John Joe Sheehy
John Joseph Sheehy was an Irish political/military activist and sportsperson. He participated in the Irish War of Independence and Irish Civil War in the Irish Republican Army, where he was a senior figure in County Kerry. He also gained fame as a successful Gaelic footballer representing the Kerry county team.
IRA activities
In 1914 Sheehy joined the republican boy scouts the Fianna Éireann and later the Irish Volunteers. Sheehy commanded the Boherbee company of the IRA, and later of the Tralee. His brother Jimmy was killed in the British Army in the Battle of the Somme in 1916.He sided against the Anglo-Irish Treaty in 1922, like most of the IRA in Kerry. In the Civil War, when Free State troops landed in Kerry as part of a seaborne offensive, he was in command of the Anti-Treaty garrison in Tralee. After the Army took the town, Sheehy retreated, burning the barracks there. As the conflict became a guerrilla affair, he found himself in charge of three 'columns', or around 75 men in total, in the Ballymacthomas area. He and Tom McEllistrim were in charge of an attack on Castlemaine in January 1923.

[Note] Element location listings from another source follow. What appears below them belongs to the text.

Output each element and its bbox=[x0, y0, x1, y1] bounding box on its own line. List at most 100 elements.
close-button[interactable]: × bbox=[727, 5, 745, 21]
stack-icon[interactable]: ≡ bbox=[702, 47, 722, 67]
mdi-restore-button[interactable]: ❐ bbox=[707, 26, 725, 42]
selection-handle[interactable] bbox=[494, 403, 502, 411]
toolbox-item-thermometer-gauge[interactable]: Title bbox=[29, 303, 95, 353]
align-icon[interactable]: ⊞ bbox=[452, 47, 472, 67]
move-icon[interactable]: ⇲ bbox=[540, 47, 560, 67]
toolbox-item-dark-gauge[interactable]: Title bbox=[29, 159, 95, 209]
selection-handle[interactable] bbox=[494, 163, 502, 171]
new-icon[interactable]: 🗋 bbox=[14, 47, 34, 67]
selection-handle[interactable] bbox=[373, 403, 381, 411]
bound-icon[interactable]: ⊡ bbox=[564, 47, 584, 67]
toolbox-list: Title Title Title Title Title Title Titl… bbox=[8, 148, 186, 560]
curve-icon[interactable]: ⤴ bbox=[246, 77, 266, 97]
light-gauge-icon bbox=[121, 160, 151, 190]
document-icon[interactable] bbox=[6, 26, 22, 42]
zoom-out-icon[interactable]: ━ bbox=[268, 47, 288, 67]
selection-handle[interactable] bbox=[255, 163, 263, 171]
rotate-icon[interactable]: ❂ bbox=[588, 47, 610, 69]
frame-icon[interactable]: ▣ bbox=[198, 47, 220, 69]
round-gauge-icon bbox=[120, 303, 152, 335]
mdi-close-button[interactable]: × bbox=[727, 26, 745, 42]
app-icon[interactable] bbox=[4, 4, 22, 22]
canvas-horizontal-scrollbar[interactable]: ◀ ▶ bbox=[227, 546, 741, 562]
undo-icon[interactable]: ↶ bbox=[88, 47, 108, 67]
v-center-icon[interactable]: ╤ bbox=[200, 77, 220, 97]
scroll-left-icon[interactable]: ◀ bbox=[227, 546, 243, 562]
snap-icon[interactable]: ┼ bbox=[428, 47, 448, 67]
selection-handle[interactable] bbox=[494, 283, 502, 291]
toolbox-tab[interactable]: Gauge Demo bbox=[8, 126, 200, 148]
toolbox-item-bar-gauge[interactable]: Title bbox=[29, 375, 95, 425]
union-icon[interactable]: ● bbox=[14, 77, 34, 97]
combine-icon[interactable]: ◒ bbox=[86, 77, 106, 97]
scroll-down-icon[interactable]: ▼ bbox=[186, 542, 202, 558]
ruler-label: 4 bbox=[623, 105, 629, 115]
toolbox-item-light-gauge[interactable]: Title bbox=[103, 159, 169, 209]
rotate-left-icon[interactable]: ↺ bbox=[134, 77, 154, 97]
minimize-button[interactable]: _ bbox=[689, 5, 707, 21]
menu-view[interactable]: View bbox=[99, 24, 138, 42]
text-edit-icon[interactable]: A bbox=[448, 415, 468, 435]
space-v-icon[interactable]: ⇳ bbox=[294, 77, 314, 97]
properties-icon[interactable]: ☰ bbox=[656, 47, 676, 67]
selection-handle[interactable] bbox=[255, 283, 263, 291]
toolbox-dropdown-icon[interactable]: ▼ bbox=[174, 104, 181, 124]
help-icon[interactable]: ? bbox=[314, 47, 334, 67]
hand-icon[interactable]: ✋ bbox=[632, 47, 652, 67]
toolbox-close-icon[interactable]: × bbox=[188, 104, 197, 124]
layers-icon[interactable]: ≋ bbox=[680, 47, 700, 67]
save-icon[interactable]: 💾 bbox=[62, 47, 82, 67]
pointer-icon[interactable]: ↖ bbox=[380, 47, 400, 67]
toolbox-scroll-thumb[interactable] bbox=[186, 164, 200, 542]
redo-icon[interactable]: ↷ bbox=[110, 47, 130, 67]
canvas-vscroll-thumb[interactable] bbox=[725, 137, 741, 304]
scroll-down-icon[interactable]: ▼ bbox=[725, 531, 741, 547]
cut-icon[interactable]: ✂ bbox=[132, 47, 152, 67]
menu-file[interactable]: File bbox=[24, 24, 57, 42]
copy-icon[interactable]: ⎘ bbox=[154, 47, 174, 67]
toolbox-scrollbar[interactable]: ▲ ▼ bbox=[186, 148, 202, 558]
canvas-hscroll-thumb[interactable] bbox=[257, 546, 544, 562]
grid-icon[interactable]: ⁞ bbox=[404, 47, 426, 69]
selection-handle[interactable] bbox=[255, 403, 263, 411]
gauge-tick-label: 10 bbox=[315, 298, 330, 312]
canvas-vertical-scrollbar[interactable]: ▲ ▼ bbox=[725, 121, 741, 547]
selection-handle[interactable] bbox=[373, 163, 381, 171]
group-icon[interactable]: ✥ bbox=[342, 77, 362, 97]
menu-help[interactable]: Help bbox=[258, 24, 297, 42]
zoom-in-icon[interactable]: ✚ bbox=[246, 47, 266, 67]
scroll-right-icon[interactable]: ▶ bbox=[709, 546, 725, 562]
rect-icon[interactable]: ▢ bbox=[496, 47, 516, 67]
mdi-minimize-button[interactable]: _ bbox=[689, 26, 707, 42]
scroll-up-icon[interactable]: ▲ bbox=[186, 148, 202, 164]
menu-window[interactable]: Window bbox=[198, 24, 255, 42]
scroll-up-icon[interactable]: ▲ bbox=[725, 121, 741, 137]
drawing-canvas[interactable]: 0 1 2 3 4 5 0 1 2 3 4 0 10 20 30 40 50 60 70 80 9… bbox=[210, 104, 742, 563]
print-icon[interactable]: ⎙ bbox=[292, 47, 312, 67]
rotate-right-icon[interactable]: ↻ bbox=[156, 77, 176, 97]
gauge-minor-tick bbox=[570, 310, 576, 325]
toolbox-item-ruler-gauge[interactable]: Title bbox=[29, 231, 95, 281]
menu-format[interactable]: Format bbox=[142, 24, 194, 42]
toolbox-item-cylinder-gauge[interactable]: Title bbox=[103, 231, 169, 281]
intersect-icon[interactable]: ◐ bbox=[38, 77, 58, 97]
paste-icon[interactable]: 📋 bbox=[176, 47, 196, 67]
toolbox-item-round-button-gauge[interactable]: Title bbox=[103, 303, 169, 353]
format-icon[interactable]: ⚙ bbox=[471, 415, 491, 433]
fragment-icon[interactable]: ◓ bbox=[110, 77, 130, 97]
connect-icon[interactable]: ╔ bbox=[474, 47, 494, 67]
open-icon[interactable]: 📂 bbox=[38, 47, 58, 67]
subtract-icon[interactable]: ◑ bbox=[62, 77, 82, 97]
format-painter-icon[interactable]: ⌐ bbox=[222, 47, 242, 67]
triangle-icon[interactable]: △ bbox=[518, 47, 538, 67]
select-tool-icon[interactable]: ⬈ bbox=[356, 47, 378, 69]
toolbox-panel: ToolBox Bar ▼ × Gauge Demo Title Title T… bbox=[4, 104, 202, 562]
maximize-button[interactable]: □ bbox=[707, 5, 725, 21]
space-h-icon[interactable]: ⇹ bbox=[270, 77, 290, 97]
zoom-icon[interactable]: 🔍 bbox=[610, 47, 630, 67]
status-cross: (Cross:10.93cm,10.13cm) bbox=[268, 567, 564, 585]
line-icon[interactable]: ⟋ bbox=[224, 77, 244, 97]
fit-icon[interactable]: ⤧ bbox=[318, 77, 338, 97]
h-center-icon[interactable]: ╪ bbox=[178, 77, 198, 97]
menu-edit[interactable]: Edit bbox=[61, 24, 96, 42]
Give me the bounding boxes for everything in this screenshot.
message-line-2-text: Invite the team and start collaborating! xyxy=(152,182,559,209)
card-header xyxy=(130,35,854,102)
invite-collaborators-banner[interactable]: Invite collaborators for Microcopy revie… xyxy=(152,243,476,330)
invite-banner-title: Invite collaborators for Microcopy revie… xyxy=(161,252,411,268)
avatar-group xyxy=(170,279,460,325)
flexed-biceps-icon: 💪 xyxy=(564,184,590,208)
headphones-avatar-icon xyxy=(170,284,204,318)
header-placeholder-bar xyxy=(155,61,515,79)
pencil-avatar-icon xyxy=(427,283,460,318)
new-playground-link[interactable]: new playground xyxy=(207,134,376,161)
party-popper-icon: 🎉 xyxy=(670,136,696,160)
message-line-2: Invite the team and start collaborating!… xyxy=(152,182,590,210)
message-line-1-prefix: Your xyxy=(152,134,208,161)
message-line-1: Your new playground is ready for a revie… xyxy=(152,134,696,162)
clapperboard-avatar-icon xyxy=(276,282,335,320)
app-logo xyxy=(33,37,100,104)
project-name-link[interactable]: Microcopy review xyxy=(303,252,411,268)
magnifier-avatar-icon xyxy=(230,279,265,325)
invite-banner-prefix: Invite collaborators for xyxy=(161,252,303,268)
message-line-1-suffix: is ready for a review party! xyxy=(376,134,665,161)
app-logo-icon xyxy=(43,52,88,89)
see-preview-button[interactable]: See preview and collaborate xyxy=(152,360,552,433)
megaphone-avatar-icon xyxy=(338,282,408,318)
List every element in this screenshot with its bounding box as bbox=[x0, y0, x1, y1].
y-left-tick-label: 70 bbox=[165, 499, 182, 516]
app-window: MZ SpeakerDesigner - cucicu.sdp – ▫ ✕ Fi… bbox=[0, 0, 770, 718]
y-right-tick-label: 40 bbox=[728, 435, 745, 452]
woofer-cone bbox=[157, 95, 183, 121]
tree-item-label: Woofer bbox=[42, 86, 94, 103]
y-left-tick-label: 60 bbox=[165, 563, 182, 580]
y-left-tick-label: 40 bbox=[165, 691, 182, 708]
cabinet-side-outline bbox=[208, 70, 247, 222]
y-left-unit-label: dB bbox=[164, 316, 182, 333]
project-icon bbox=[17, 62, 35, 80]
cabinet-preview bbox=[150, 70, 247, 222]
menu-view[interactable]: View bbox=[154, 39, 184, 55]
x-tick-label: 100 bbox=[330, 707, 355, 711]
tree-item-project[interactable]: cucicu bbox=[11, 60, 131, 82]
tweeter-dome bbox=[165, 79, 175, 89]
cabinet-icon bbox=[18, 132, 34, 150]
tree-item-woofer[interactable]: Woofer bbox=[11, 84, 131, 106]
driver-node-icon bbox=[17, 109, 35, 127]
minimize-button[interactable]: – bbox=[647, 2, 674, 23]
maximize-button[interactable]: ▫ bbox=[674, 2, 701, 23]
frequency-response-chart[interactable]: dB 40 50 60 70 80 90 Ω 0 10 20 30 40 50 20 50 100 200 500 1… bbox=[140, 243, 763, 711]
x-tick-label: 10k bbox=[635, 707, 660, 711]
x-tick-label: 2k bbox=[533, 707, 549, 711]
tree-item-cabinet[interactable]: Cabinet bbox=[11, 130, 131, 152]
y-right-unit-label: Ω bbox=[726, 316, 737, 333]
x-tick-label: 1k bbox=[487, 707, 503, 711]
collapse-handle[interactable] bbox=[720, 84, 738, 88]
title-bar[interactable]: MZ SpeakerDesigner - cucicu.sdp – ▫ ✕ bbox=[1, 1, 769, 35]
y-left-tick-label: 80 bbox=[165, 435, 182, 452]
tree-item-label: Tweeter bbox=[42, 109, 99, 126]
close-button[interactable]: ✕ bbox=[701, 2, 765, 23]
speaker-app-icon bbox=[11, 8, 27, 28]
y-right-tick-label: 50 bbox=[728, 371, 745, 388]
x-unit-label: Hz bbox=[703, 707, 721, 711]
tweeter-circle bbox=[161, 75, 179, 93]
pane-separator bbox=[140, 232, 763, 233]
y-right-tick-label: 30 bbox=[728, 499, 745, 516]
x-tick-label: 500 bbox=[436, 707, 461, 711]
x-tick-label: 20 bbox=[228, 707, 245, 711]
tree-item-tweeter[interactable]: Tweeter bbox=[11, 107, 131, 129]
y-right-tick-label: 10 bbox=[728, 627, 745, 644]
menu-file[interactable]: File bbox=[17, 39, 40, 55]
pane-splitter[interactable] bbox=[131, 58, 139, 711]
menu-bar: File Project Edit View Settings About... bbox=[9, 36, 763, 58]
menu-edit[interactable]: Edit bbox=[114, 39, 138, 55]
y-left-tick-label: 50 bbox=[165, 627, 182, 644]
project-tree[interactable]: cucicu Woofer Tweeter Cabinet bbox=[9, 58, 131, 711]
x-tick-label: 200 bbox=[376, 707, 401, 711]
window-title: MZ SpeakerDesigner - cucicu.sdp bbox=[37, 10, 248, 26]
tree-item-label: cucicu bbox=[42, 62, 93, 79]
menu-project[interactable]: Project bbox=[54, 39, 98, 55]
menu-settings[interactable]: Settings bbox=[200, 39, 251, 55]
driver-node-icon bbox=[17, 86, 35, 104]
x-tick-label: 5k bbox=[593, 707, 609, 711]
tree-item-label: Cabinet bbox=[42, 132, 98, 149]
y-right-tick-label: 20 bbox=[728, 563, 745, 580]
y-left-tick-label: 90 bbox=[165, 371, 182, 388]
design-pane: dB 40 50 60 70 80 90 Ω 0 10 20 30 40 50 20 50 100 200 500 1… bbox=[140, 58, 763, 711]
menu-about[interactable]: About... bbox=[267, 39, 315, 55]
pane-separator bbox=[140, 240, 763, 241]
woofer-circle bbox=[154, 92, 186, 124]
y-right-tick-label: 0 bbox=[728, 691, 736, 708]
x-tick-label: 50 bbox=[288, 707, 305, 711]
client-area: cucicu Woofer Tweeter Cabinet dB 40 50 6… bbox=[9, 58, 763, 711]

Just after the Civil War, when Sheehy was still on the run, he managed to play football for Kerry. Kerry captain Con Brosnan, though a member of the Free State army, would guarantee his safe passage. Sheehy would pay into Munster and All Ireland finals, slip off his street clothes, play, and then at the final whistle, disappear back into the crowd. In 1936 Sheehy was in New York and was able to smuggle a large number of Thompson sub machine guns back to Ireland.
Prison
In February 1941 Sheehy was arrested and interned in the Curragh Internment Camp for two years.Sheehy was arrested again and charged with making "seditious speeches" on the day that IRA hunger striker Seán McCaughey died. Sheehy was found guilty and sentenced to four months imprisonment.